Nach dem 20. September werden auch Westschweizer die Toggenburger Spezialität «Schlorzifladen» kennen, zumindest dem (verschönerungsbedürftigen) Namen nach. Denn dieses Jahr ist St. Gallen offizielle Stadt der Genüsse und veranstaltet anlässlich der Schweizer Genusswoche einen Genusstag. Woran denken Herr und Frau Schweizer bei Genüssen in und aus St. Gallen? In weiten Teilen der Schweiz beliebt sind St. Galler Bratwurst, St. Galler Brot, Bürli und Biberli (Bild: von der Confiserie Roggwiller).

Der leicht spitzige Ostschweizer Dialekt dagegen gilt nicht überall als wohlklingend. Gemäss einer einleuchtenden Theorie empfindet man Dialekte von Tourismusregionen generell als angenehmer als jene von Wirtschaftsregionen (daher kommt der Berner Oberländer Akzent ungeschoren davon). Bei der Schönheit von Land und Leuten kann St. Gallen dieses Jahr jede Kritik wegstecken, vor allem was die Leute angeht. Immerhin stammen sowohl die offiziell schönste Schweizerin wie auch der offiziell schönste Schweizer aus dem Ostschweizer Kanton: die amtierende Miss Schweiz, Amanda Ammann und der amtierende Mister Schweiz, Stefan Weiler.
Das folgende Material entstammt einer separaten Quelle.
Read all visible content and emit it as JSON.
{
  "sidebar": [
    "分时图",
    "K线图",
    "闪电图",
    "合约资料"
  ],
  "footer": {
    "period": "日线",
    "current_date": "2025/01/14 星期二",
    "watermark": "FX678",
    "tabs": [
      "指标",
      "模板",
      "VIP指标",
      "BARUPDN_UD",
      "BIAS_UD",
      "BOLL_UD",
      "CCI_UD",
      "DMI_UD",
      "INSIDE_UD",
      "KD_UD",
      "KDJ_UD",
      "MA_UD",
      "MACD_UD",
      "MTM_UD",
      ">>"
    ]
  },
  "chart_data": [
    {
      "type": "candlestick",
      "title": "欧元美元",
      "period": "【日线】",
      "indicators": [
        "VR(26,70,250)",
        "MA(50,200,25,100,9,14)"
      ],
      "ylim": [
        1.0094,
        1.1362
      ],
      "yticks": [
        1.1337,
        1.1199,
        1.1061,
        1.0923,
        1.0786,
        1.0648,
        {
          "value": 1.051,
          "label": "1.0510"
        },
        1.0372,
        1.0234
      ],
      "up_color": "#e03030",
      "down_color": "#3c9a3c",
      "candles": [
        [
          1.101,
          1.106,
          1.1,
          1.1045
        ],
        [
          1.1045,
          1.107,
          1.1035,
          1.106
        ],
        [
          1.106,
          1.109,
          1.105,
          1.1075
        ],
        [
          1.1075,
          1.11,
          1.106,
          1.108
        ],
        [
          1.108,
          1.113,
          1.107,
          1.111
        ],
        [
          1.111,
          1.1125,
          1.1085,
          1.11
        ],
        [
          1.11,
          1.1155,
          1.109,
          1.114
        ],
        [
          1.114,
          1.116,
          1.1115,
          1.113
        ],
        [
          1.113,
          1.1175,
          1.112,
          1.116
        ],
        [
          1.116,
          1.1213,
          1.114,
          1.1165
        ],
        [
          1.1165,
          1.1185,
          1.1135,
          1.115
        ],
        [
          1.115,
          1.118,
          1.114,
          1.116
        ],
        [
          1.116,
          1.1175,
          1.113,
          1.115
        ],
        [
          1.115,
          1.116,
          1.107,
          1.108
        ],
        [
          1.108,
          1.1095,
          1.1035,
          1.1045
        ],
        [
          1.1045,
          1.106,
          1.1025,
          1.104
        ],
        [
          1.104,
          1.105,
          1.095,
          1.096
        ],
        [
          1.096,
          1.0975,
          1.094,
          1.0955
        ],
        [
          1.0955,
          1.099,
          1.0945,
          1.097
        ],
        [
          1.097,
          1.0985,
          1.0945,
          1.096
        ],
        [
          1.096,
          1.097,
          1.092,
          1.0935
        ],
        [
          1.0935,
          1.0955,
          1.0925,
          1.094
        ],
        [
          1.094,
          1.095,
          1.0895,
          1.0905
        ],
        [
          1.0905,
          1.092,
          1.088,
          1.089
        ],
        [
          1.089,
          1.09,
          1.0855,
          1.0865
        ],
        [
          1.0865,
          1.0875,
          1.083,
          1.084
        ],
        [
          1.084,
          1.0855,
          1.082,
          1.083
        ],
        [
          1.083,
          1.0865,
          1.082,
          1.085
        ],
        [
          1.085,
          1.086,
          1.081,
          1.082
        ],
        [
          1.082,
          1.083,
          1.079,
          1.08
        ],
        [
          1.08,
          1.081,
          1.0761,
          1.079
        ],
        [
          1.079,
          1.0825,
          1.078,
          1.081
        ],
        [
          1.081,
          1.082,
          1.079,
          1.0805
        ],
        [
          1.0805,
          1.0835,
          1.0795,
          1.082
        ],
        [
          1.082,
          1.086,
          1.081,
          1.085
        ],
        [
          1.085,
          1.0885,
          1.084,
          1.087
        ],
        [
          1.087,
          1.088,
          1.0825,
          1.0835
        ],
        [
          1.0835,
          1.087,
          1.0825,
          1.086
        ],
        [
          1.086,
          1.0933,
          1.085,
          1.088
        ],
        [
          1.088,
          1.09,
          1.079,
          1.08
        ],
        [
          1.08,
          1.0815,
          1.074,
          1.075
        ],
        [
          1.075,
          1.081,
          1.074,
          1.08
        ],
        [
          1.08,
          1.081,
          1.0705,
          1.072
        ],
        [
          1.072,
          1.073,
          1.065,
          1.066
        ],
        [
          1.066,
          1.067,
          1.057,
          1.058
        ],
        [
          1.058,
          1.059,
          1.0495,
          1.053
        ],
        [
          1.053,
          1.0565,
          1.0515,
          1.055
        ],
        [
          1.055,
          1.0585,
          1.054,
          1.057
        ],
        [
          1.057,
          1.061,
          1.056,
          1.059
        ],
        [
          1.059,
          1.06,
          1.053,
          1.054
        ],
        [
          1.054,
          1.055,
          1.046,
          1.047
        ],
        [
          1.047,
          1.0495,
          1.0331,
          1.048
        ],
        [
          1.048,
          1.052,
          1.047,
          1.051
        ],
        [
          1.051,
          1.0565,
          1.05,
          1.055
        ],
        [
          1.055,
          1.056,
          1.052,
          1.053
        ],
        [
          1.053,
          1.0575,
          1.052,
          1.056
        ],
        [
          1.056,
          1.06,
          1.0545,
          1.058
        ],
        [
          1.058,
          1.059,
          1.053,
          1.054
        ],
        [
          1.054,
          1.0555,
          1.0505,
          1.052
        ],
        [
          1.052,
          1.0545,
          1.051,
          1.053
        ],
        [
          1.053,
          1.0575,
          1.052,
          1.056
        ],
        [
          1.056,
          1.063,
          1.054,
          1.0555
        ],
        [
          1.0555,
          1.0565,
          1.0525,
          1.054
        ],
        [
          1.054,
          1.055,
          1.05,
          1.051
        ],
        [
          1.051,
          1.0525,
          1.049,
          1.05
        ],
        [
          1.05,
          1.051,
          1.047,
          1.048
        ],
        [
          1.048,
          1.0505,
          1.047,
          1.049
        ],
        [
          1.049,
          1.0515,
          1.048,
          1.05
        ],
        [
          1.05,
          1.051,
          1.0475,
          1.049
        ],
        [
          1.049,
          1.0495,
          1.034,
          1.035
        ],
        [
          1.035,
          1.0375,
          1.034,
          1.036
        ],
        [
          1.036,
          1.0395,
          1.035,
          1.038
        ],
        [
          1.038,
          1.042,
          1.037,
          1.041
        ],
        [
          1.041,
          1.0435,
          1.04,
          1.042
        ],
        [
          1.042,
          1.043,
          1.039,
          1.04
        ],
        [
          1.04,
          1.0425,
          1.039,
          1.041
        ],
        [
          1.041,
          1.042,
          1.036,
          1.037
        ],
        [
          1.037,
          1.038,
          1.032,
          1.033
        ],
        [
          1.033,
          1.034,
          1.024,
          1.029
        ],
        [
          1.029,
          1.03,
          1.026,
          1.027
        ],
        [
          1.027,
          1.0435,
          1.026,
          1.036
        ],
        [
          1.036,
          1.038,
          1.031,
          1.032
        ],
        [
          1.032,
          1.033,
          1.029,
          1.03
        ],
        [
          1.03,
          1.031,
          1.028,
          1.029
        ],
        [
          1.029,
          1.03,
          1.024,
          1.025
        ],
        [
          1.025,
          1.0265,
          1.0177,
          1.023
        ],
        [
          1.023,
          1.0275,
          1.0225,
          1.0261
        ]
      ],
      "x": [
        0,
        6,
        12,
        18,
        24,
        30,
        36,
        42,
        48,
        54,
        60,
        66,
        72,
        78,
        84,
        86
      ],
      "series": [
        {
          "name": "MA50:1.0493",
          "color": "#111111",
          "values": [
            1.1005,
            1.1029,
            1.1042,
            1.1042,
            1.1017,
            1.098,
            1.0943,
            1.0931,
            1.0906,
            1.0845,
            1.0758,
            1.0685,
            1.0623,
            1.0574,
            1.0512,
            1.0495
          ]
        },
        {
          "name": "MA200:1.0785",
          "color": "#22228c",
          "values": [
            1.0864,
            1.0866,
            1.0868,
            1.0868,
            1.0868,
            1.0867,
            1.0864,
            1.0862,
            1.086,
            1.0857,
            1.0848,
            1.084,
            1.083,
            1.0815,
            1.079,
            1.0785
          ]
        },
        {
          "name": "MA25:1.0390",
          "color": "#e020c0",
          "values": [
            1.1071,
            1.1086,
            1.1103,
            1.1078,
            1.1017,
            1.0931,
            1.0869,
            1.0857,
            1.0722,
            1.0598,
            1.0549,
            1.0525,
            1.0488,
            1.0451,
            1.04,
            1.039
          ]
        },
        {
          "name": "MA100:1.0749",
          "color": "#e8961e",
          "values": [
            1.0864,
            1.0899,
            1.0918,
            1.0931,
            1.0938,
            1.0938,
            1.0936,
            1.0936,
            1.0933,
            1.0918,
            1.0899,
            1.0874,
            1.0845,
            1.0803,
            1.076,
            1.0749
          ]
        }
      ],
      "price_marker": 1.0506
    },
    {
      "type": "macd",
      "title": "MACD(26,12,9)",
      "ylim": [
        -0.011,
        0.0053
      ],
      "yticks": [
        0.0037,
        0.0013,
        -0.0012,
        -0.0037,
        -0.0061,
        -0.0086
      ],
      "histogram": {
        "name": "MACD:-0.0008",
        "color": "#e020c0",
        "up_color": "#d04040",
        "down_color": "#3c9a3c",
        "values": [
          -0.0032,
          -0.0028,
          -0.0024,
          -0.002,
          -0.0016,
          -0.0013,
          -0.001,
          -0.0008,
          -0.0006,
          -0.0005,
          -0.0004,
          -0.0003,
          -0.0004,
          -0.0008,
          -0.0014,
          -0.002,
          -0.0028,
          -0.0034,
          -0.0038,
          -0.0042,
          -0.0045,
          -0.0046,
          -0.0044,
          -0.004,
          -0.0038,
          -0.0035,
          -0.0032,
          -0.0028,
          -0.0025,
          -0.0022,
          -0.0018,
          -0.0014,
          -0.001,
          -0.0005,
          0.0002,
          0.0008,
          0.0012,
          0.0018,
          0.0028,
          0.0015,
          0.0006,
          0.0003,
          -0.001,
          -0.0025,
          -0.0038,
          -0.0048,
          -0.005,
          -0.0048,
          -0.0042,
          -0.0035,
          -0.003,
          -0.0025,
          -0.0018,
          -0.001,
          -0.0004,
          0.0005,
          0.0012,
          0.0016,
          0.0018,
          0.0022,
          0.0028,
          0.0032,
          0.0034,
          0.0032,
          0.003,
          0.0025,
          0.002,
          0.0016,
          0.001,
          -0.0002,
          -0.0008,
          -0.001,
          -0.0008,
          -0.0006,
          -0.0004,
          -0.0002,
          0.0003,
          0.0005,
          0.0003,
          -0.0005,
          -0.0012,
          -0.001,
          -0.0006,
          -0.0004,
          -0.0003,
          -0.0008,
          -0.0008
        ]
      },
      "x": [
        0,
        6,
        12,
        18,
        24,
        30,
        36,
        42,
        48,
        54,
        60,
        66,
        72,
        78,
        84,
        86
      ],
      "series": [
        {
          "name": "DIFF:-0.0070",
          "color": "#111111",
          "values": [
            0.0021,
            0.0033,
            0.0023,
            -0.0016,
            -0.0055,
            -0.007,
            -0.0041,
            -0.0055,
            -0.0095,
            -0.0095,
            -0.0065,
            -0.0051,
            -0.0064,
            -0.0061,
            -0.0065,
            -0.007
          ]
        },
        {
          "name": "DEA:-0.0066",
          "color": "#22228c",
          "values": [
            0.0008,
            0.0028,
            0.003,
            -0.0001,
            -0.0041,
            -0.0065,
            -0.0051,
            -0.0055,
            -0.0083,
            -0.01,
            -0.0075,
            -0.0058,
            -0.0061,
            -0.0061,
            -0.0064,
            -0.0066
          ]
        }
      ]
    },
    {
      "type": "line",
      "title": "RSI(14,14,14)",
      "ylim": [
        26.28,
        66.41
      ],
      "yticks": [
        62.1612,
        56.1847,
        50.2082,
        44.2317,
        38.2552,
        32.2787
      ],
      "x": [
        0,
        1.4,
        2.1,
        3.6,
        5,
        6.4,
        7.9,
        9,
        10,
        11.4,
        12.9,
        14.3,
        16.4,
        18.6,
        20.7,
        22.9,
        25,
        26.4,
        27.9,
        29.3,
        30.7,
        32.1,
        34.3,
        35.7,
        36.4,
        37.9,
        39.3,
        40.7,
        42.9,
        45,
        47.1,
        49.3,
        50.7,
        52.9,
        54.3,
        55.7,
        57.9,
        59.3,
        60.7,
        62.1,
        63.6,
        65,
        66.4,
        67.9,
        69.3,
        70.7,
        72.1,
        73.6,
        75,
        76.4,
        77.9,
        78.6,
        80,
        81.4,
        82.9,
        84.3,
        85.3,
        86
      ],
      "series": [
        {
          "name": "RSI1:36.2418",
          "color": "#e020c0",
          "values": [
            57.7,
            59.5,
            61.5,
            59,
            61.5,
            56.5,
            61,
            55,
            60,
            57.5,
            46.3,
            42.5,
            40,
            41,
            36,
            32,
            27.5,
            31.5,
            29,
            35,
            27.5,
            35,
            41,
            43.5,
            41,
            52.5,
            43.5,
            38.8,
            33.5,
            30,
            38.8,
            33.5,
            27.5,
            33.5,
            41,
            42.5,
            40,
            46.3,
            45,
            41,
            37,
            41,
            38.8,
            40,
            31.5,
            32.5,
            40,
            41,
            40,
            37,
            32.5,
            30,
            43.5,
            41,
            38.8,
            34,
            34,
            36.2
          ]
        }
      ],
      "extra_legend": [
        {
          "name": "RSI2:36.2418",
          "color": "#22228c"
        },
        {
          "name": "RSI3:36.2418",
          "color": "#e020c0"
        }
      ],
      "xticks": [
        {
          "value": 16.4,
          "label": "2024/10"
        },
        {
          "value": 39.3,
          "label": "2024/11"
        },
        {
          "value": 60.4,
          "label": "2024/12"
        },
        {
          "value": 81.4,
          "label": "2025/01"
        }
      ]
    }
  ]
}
Sicher haben beide in ihrem bisherigen Leben viele St. Galler Bratwürste verzehrt. Womit zwar nicht bewiesen sein soll, dass dieses Produkt schön macht, aber geschadet hat es ihnen offenbar nicht.



Miss Schweiz Amanda Ammann mit einem Toggenburger Bauernkorb, den sie an den Swiss Cheese Awards Mitte September erhielt für ihren Auftritt an der Käsegala in Unterwasser (vermutlich erhielt sie mehr als nur ein Naturalienhonorar)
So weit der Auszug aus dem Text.